Le grand bazar de la rentrée littéraire.
Une incursion dans les coulisses de la rentrée littéraire réserve des surprises. À condition de gommer la surmédiatisation des ouvrages qui procurent l’illusion au lecteur de « s’encanailler » - le Marché des amants de Christine Angot - dont l’écriture est qualifiée par un critique de « diarrhéique ». Il y est question de sa récente relation amoureuse avec Doc Gynéco. Un autre livre "Jour de souffrance » dans lequel Catherine Millet exhibe sa vie sexuelle, est promis à un bel avenir. La vie littéraire dans l’Hexagone, fort heureusement, ne se résume pas à ces sulfureux écrits.
670 nouveaux romans tentent leur chance auprès du public du 15 août au 15 octobre. Ce chiffre peut sembler considérable. Cependant, quand on décrypte le nombre d’ouvrages lus par les Français, selon une enquête TNS de mars 2008, ils ont été 69% à lire au moins un livre au cours des douze derniers mois. Mais seulement 9% d'entre eux en lisent plus de vingt, 2 % de six à vingt.
Pourtant, les éditeurs ont fait des efforts pour limiter une surproduction qui nuit à la rentabilité de la chaîne du livre. De fait, en 2007, les dix premières ventes ont été à l'origine de 5% du chiffre d'affaires du secteur, selon le panel GFK, comme le révèle le site Moneyweek. Une chose est sûre : la course aux prix littéraires 2008 demeure très ouverte, avec une demi-douzaine de romans, de genres très différents. Les lecteurs qui attendent des jurés qu'ils leur préparent le terrain peuvent être satisfaits. Des 466 romans français de la rentrée, les jurys de quatre des principaux prix d'automne n'ont retenu qu'une quarantaine de titres. Une diversité d'auteurs et de thèmes abordés, des récits de grand large aux confessions intimes.
En tête de liste, Olivier Rolin est en lice pour le Goncourt, le Renaudot et le Médicis avec "Un chasseur de lions" (Seuil), récit des aventures rocambolesques d'Edouard Manet et de l'un de ses modèles. Auteur d'une quinzaine de romans, Rolin a déjà reçu le Femina en 1994. Mathieu Belezi pointe pour sa part sur les premières sélections du Goncourt, du Médicis et du Femina, avec "C'était notre terre" (Albin Michel), une saga familiale aux temps de l'Algérie française.
Il serait présomptueux de s’aventurer au jeu des pronostics.

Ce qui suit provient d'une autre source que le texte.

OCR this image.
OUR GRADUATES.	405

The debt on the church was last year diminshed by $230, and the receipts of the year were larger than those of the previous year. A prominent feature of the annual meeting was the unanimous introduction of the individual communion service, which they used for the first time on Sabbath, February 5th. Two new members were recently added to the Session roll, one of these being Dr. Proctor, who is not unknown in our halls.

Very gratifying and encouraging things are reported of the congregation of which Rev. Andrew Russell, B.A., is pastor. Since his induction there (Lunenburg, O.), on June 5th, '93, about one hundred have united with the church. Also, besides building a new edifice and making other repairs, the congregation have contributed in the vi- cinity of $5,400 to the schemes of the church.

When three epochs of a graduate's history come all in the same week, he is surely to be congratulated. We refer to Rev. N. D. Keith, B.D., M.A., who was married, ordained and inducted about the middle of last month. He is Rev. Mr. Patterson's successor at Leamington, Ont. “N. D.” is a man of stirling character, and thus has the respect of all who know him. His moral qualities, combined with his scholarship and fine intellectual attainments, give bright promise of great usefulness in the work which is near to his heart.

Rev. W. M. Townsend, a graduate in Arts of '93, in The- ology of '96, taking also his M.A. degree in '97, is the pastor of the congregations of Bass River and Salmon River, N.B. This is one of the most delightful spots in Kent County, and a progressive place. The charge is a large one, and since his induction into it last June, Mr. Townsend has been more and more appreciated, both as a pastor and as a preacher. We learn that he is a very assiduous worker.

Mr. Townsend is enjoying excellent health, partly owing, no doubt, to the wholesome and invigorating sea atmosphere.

Il convient de resituer la singularité de la France qui est un des rares pays où, deux fois par an, l'attention des lecteurs et des médias est concentrée sur les livres. Pierre Assouline estime que la rentrée littéraire est un phénomène propre à l'Hexagone. « Dans le reste du monde c'est beaucoup plus étalé, et il n'y a pas cette focalisation et cette importance des prix littéraires. De même, explique-t-il au Monde, une émission comme "Apostrophes", qui était une véritable émission d'intérêt national, dont tout le monde parlait le lendemain, qui faisait l'événement, ça n'a pas existé ailleurs ».
Le phénomène semble nettement s’estomper. Ainsi, les nouveaux magazines culturels de France 2 ont-ils mal débuté en terme d’audience. Ni "Café littéraire", de Daniel Picouly, ni "Vendredi si ça me dit", de Christophe Hondelatte n'ont attiré le public. Avec 450 000 téléspectateurs pour l'une et 1,1 million pour l'autre, les deux émissions ont recueilli des taux d'audience de 3,5 % et de 7 %, très en dessous des programmes des autres chaînes. Cela démontre qu'il est difficile de faire vivre le livre à la télévision, comme le souligne Le Monde, alors qu'à la radio la chose semble aller de soi. Depuis 2002, on note une progression du nombre d'émissions de radio consacrées à la littérature : de 13, elles sont passées à 19.
Une des grandes nouveautés de cet automne dans les librairies est l’apparition d’une véritable « rentrée littéraire Poche ». Ce phénomène témoigne de la mutation du marché du livre, mais également du changement des mentalités au sein des grands groupes d’édition. Jusqu’ici, seules les Editions Points (département Poche du Seuil) avaient vraiment fait l’opération « Rentrée littéraire ». Cette année, J’ai Lu se lance dans cette formule . Cette « rentrée littéraire Poche » s’inscrit dans une période de crise du pouvoir d’achat, une époque où un livre n’a jamais coûté aussi cher (de 16 à 23€ en moyenne). Tandis que déjà une nouvelle révolution se prépare : Sony, la Fnac et Hachette s’apprêtent à lancer ensemble le premier « livre numérique ».